When we moved, the movers wouldn't take anything pressurized. I guess they don't want any possibility of something exploding or spraying inside the load. Can't say I blame them, but we lost our fire extinguishers in that rule. Probably just as well, they were 10 years old.
Zipping through Home Depot here one day, I was transfixed by the hot red fire trucks, I mean, extinguishers, and thought, well, these are things you sure wouldn't NOT want to have bought when you need one. Good rationalization.
I got three. Two for downstairs and one upstairs.
We have a lamp upstairs which needs some work on it - the thing that holds the light socket is loose, the switch on the cord is iffy. Terri says it's time to fix it, and takes it out. She replaces it with a new, good lamp from downstairs. Temporarily.

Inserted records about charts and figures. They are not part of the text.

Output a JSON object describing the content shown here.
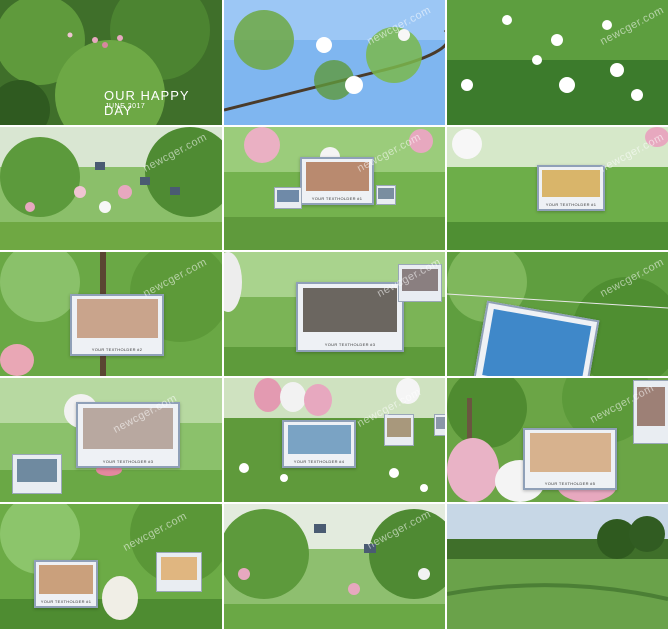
{
  "intro": {
    "title": "OUR HAPPY DAY",
    "date": "JUNE 2017"
  },
  "watermark": "newcger.com",
  "caption": "YOUR TEXTHOLDER #1",
  "captions": {
    "c1": "YOUR TEXTHOLDER #1",
    "c2": "YOUR TEXTHOLDER #1",
    "c3": "YOUR TEXTHOLDER #2",
    "c4": "YOUR TEXTHOLDER #3",
    "c5": "YOUR TEXTHOLDER #3",
    "c6": "YOUR TEXTHOLDER #4",
    "c7": "YOUR TEXTHOLDER #5",
    "c8": "YOUR TEXTHOLDER #1"
  },
  "colors": {
    "green_dark": "#3f7a2a",
    "green_light": "#8cc96a",
    "sky": "#7fb6f0",
    "pink": "#e7a8bf",
    "frame": "#8fa0b8"
  }
}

Last night (the days ARE getting shorter) I try that out, but it won't light. Check outlet, plug, switch... must be the bulb (even though it worked fine downstairs.) I ask Terri to bring a replacement and she does. While I watch TV, Terri unscrews the old bulb and screws in the replacement, turns the little knob on the side of the lamp. Zapping noises - a loud long buzz, and from behind the shade, flashes and what must be sparking. Terri jumps back. Flames now are shooting above the rim of the cloth shade. I grab the extinguisher, am ready to spray it as the flames diminish. Acrid electrical-fire smell is now wafting everywhere. Terri pulls the plug. We cautiously peer over the shade (amazingly, not on fire.) And I blow out the remaining small flame coming from the socket.
When the flames were at their peak, I thought... so that's how it happens... this will set the shade on fire and that will be a big flame and might set the woodwork on fire or even fall onto the couch... and the house is very seriously on fire.
...and I was very VERY glad I bought that fire extinguisher.
My only guess is that the bulb Terri screwed in was somehow broken at the insulator or the lamp had shorted out - certainly it WAS a short. Don't know why the circuit breaker didn't break. I guess there wasn't enough smoke (just stink) to fire the smoke alarm.
I post with a strong suggestion that you too buy fire extinguishers with the hope you never experience the feeling I had as I cradled the cylinder in my arms, about to pull the pin, aim the nozzle, and squeeze the trigger. But if you do, you'll know you did the right thing!